Daddy is about the same as he has been. A contractor is busy at their house trying to set it up to make it handicapp accessible. He's making a larger bathroom for the basement where Daddy will live if and when he comes home from the nursing home. At first I thought it was a definite that he would come home, now I'm not so sure. Mom is very discouraged with his "walking". Daddy has been talking about walking with the therapist and the other day Moma got to see this "walking" for herself. She was highly discouraged. She said it wasn't really walking, just a lot of moving with A LOT of help.

Our trips to the nursing home have been fewer lately. I've been going every other day as opposed to every day. During my last visit, I watched them move him from the bed to the wheelchair; he looked so feeble. His right arm frozen to his chest with two fingers sticking out. He is also getting a gaze about him. When I sit down he will stare a hole in me. That's part of the disease too.
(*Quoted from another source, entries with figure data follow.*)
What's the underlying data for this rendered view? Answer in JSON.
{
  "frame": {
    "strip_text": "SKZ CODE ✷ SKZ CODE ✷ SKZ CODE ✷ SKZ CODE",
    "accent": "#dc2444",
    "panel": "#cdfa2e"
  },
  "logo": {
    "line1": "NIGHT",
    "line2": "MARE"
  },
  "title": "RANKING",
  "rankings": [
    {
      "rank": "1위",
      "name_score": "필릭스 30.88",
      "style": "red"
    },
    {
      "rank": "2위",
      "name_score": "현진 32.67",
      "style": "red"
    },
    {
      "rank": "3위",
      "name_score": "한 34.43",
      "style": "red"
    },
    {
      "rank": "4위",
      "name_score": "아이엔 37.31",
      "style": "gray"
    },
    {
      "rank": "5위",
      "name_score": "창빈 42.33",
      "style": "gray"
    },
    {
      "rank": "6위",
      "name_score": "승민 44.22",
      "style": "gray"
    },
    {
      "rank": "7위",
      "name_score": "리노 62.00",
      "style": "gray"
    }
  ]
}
Daddy's speech has grown far worse in the past two weeks. He cannot get words to come to his mouth. It's so frustrating to see him wanting to say something, stuttering and searching, and then finally to give up and say, "I dont' know." That's his way of saying, "It's not worth it."

Dad's quote, "I don't know" is how we all feel. I don't know why he's not walking more. I don't know why he's not trying harder. I don't know if he can help it or not. I don't know if he'll come home. I don't know why he sleeps so much. I don't know how much longer we'll have him with us. I don't know. I just don't know.